イギリス・フランス・日本、かつての列強が中国をいいように利用していた
名残ではあっても、今となっては、古い人にはノスタルジアを、
起業家にはビジネスチャンスを、観光客にはカメラチャンスを与えているのが
上海のレトロ&モダンです。(上、OLD上海ホテルのガーデン)
OLDホテルのロビーのオリエンタルリリー、
一晩でピンクから黄色に変わっていました。
日本でもおなじみ、厳慶谷さんの出る「上海京劇団」の
三国志「曹操と楊修」。チケット完売の人気ぶり。
団長の尚長栄氏の曹操役は見事でした。
前列・左の黒髭。
厳慶谷さんは狂言回しの役で出入り自由。カーテンコールでは熱狂的な
地元ファンのスタンディングが長く続きました。漢字の字幕が舞台サイドに
出るので「何となく分かります」。
前列左から2番目のドラを持ってるのが厳さん。
上海ストリート・ウォークのおすすめは「淮海路」と「南京西路」。
観光地「南京東路」と違って片手を出してしつこくついて来る人もいない。
南京西路夕景
欧米や日本の若い観光客に人気のスポットは「新天地」。
そして、最近売り出し中は「泰康路」。
(上)真っさらな土地に建てられた新天地のカフェ
(下)有りものを改造した泰康路のカフェ
バーもたくさん出来ていて、広東出身画家が作った
バーの地下回廊には新進作家の油絵が並んでました。
バーテンは英語が堪能。

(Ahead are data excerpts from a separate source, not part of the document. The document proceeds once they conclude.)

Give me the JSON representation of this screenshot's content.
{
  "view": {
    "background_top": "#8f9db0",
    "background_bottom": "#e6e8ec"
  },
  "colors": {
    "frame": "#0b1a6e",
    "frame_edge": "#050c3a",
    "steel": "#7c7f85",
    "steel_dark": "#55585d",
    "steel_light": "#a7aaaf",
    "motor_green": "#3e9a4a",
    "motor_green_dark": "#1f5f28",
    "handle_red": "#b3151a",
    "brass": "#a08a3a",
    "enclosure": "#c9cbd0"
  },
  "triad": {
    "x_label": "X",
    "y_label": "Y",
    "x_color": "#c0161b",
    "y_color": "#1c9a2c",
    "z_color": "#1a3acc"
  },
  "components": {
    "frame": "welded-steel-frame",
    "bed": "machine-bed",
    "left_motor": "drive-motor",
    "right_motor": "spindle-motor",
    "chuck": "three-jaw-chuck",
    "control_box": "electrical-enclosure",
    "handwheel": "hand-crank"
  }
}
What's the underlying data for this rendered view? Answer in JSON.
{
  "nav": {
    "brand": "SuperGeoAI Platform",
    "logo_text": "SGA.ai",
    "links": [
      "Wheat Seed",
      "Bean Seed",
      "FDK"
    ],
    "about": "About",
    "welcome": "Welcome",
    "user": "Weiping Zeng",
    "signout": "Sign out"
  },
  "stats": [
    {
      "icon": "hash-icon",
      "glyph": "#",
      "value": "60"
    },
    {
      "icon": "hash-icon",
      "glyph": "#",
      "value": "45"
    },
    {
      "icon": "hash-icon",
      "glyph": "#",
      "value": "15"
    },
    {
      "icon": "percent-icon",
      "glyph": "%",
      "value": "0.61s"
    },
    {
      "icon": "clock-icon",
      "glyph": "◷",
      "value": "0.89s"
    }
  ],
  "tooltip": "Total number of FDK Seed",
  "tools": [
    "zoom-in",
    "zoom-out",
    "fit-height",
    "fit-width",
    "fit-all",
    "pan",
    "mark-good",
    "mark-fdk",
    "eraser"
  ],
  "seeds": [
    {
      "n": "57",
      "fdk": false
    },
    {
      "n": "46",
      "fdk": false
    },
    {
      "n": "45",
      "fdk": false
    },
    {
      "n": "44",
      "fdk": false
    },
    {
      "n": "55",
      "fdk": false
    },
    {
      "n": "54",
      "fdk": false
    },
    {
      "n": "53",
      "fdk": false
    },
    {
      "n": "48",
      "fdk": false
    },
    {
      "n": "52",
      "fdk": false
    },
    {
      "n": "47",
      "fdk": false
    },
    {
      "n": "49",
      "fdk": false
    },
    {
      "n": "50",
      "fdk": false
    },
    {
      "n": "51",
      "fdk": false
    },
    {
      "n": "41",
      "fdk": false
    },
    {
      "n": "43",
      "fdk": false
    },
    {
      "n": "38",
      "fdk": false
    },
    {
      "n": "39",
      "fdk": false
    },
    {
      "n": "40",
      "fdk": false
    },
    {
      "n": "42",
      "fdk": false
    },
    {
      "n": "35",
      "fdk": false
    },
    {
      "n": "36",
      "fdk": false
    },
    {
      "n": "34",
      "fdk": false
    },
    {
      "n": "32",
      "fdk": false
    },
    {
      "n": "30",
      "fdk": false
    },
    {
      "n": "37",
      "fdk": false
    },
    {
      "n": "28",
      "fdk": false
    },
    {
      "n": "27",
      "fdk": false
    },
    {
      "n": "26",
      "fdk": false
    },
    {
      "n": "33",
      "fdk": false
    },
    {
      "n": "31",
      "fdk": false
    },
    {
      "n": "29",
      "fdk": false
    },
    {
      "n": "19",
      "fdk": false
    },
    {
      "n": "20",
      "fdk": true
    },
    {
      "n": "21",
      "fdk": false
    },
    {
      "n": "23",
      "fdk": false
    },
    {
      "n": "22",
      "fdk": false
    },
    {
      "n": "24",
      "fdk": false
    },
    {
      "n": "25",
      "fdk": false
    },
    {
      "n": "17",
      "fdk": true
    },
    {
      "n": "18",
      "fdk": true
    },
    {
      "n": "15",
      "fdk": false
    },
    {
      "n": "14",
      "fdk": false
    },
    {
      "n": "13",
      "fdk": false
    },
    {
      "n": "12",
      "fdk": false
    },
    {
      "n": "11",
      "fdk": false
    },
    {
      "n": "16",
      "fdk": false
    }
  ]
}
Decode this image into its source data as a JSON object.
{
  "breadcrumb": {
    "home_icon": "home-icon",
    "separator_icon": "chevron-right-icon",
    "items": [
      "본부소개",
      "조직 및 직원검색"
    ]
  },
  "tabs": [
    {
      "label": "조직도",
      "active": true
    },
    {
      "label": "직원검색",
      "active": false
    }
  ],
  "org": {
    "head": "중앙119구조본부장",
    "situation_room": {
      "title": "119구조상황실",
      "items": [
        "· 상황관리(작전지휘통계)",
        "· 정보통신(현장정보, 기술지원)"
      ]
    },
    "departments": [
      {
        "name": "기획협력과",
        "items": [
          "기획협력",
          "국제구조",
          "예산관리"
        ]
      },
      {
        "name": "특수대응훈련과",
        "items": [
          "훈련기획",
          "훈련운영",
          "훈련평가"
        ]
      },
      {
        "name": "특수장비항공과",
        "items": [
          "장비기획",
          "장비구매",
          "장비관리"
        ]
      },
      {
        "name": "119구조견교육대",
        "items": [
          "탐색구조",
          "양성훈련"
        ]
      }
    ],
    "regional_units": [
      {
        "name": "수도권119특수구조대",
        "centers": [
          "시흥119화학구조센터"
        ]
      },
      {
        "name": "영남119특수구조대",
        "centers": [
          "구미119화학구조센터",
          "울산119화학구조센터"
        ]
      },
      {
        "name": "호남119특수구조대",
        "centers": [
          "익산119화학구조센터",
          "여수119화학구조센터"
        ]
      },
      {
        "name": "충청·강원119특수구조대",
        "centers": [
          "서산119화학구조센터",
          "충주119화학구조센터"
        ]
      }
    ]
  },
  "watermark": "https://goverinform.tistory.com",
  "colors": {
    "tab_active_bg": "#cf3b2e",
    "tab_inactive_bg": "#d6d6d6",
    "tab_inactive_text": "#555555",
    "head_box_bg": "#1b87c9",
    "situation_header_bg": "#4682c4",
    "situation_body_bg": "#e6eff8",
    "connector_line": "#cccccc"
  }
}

客の半数はまだまだ欧米人です。
地元の人が作る地元の人のための洒落た店が出来るまで
はまだ少し時間がかかるのかな。
上海と言えば誰もが想像する「外灘」(バンド)。
地上263mの東方明珠から見下ろした雨の外灘風景。
2010年上海万博に向けて、猥雑(?)な街路がどんどん取り壊され、
市街地改造計画で綺麗になって行く。
旧イギリス・フランス租界は大事にされているが、
路地や曲がった道路がなくなって来る。直線と四角、見た目の
綺麗さだけが価値を持つ都市計画はどんなものなんでしょう。
これは日本も同じです。
(上)呉江路休閑街 (下)東台路古玩市場
ごちゃごちゃしたものとスッキリしたもの。表通りと裏通り。
うさん臭いものと高級品。歴史あるものと新進気鋭。
全部満喫できる街が上海。でも、住んでみるとまた別かも
しれない・・・。OLDホテル玄関。